Objectives: Advance care planning (ACP) is essential for patient-centred care in the last phase of life. There is little evidence available on the safety of ACP. This study characterises and explores patient safety incidents arising from ACP processes in the last phase of life.

Methods: The National Reporting and Learning System collates patient safety incident reports across England and Wales. We performed a keyword search and manual review to identify relevant reports, April 2005-December 2015. Mixed-methods, combining structured data coding, exploratory and thematic analyses were undertaken to describe incidents, underlying causes and outcomes, and identify areas for improvement.

Results: We identified 70 reports in which ACP caused a patient safety incident across three error categories: (1) ACP not completed despite being appropriate (23%, n=16). (2) ACP completed but not accessible or miscommunicated between professionals (40%, n=28). (3) ACP completed and accessible but not followed (37%, n=26).
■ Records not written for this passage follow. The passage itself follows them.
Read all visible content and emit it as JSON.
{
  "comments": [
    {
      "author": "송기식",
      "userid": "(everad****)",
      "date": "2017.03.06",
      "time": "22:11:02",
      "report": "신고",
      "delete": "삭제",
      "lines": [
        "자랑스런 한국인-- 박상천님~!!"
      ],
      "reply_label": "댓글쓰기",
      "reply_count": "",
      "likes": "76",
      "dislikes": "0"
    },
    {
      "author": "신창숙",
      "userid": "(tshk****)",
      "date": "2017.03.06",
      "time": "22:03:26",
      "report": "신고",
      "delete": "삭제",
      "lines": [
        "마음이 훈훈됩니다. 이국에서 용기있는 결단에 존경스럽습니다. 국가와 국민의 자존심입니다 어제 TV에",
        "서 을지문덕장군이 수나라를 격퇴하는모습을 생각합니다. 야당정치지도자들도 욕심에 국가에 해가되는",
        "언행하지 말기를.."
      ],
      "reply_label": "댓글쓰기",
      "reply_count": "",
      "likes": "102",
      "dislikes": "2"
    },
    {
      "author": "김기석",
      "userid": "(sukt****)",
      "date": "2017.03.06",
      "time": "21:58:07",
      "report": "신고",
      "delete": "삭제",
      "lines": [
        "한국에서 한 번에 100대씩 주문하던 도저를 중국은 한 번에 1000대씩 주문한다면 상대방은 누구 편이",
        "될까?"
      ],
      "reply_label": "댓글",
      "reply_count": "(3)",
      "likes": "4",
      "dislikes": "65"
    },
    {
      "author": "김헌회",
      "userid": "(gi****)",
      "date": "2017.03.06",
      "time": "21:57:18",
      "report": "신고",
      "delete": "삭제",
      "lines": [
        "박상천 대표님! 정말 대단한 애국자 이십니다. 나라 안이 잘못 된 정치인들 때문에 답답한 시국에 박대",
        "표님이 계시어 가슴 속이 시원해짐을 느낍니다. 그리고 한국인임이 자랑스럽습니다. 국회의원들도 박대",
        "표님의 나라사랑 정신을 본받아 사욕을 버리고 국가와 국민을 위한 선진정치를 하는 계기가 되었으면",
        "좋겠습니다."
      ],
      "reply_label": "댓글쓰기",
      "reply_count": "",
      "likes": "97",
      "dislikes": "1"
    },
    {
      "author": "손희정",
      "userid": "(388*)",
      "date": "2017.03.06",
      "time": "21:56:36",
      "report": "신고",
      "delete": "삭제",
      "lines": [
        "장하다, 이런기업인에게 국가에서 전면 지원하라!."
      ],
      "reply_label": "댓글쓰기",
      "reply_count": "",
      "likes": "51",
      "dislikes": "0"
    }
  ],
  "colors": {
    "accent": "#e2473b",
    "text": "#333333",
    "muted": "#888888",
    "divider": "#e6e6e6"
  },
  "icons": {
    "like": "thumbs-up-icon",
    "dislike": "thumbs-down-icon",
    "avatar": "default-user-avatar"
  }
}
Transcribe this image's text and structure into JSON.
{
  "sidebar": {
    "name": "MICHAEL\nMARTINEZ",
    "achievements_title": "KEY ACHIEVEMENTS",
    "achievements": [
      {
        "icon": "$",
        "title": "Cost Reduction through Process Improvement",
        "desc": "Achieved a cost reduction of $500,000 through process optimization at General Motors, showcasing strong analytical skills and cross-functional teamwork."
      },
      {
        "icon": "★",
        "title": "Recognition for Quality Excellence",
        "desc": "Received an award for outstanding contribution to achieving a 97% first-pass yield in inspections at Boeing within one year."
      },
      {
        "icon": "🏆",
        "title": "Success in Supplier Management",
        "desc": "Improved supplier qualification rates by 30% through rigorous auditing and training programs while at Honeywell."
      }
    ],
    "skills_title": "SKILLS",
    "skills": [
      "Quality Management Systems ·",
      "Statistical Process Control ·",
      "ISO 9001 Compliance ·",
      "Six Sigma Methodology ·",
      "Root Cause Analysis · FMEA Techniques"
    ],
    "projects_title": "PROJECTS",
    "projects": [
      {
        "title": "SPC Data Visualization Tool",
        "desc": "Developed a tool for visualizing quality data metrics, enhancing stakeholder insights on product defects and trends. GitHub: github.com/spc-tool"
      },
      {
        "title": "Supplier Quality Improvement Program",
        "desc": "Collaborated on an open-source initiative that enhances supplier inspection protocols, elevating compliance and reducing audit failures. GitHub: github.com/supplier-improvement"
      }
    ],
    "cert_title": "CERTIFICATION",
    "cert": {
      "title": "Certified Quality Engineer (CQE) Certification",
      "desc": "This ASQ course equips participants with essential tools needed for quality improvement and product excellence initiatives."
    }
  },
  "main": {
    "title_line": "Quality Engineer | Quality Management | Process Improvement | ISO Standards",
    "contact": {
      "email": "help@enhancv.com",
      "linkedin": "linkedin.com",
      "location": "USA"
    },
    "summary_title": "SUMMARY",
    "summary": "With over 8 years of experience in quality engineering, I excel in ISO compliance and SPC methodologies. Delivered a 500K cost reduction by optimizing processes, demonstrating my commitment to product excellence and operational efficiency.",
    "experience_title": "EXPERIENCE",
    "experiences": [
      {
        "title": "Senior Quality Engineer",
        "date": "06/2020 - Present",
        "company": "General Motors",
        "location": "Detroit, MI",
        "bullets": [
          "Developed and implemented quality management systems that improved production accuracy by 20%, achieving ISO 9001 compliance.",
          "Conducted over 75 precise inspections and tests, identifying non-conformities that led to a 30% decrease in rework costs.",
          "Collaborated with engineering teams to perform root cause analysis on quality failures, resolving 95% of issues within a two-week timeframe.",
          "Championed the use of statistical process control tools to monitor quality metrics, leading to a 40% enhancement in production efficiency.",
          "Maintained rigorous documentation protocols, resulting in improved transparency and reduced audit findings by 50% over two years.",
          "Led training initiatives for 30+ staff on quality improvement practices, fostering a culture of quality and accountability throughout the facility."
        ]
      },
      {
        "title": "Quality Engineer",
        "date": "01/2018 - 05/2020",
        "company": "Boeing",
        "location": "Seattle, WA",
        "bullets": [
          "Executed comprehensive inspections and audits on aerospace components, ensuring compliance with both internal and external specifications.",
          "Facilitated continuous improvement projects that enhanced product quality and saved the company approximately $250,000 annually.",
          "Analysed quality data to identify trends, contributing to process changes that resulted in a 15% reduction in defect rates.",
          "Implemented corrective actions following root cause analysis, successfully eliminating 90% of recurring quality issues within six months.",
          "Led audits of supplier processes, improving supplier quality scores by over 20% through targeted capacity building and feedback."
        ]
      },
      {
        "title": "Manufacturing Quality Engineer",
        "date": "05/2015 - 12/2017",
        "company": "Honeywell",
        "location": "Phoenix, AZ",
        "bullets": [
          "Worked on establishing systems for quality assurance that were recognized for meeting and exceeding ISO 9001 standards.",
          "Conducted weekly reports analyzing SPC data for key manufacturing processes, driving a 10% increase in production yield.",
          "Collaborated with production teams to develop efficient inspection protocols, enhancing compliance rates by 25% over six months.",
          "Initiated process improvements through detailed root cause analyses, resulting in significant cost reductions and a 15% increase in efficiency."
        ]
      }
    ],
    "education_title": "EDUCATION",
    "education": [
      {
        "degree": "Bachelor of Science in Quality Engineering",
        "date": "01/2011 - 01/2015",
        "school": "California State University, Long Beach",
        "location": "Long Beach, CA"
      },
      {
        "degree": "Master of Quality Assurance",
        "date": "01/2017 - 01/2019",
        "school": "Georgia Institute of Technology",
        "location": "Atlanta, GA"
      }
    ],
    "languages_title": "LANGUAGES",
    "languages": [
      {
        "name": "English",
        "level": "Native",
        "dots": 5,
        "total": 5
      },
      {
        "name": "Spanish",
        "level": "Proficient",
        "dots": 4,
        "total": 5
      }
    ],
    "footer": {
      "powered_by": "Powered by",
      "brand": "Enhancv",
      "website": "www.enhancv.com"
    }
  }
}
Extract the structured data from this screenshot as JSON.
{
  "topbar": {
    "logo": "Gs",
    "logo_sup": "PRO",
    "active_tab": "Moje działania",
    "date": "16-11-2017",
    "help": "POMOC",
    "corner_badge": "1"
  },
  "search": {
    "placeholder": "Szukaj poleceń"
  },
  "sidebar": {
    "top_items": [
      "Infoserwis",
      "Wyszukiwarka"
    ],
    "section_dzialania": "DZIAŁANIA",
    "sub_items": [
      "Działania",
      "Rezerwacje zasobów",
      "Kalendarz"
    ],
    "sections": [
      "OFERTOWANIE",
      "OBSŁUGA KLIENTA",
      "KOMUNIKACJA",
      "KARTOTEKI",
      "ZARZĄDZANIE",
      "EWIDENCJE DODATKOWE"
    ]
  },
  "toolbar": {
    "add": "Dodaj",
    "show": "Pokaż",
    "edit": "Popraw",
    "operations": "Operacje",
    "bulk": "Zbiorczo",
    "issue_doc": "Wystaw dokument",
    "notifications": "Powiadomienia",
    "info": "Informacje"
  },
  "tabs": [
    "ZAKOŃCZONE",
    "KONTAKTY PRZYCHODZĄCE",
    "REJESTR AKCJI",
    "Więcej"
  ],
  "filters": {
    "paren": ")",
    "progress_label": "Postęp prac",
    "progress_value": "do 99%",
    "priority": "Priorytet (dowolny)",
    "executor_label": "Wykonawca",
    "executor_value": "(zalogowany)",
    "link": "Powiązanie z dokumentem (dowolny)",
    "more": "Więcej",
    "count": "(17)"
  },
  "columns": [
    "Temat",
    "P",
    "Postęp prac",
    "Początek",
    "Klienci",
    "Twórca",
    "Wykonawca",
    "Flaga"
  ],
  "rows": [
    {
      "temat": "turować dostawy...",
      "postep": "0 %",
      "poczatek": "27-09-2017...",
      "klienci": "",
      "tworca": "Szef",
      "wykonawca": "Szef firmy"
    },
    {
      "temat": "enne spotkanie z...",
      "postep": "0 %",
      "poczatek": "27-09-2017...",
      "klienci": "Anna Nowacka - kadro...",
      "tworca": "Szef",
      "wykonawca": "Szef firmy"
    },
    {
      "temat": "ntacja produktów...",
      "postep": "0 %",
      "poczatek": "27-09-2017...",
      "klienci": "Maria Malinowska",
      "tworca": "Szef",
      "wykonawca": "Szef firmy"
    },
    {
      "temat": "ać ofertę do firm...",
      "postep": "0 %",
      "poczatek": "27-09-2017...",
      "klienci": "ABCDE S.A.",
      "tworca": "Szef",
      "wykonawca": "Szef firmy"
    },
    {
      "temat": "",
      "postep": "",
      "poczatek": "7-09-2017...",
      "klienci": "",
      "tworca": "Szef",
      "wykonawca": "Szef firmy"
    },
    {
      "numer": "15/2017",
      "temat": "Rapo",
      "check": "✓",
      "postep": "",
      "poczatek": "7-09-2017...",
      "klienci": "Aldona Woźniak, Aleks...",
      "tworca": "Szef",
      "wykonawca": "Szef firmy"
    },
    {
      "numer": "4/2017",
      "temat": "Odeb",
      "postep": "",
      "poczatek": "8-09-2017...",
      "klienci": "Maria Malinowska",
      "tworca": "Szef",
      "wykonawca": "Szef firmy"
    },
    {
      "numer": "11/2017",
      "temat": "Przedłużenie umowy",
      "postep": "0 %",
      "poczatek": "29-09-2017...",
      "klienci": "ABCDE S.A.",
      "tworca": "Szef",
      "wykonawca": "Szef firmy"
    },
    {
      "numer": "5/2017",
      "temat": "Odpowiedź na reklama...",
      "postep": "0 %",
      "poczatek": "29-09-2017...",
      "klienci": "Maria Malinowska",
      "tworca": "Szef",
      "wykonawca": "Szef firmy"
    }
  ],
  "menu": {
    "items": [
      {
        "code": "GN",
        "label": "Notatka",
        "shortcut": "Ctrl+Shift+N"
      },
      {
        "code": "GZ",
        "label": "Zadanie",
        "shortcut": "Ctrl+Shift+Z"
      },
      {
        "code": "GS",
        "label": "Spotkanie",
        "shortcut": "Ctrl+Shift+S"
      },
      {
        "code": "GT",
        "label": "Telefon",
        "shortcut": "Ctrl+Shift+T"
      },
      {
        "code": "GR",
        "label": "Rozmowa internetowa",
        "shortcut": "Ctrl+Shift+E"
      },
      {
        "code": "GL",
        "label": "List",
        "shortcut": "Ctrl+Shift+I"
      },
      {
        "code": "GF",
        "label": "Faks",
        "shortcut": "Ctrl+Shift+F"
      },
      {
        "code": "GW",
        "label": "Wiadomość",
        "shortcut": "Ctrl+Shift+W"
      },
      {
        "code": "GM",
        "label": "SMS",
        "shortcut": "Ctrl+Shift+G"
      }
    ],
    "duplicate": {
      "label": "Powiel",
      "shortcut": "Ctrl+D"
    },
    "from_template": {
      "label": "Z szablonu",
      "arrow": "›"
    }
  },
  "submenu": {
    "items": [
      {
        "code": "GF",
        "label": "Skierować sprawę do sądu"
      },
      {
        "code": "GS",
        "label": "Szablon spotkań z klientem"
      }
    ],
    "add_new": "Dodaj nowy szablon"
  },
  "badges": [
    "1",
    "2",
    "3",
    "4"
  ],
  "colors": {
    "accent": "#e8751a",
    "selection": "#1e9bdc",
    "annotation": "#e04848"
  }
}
Themes included staff lacking the knowledge, confidence, competence or belief in trustworthiness of prior documentation to create or enact ACP. Adverse outcomes included cardiopulmonary resuscitation attempts contrary to ACP, other inappropriate treatment and/or transfer or admission.

Conclusion: This national analysis identifies priority concerns and questions whether it is possible to develop strong system interventions to ensure safety and quality in ACP without significant improvement in human-dependent issues in social programmes such as ACP. Human-dependent issues (ie, varying patient, carer and professional understanding, and confidence in enacting prior ACP when required) should be explored in local contexts alongside systems development for ACP documentation.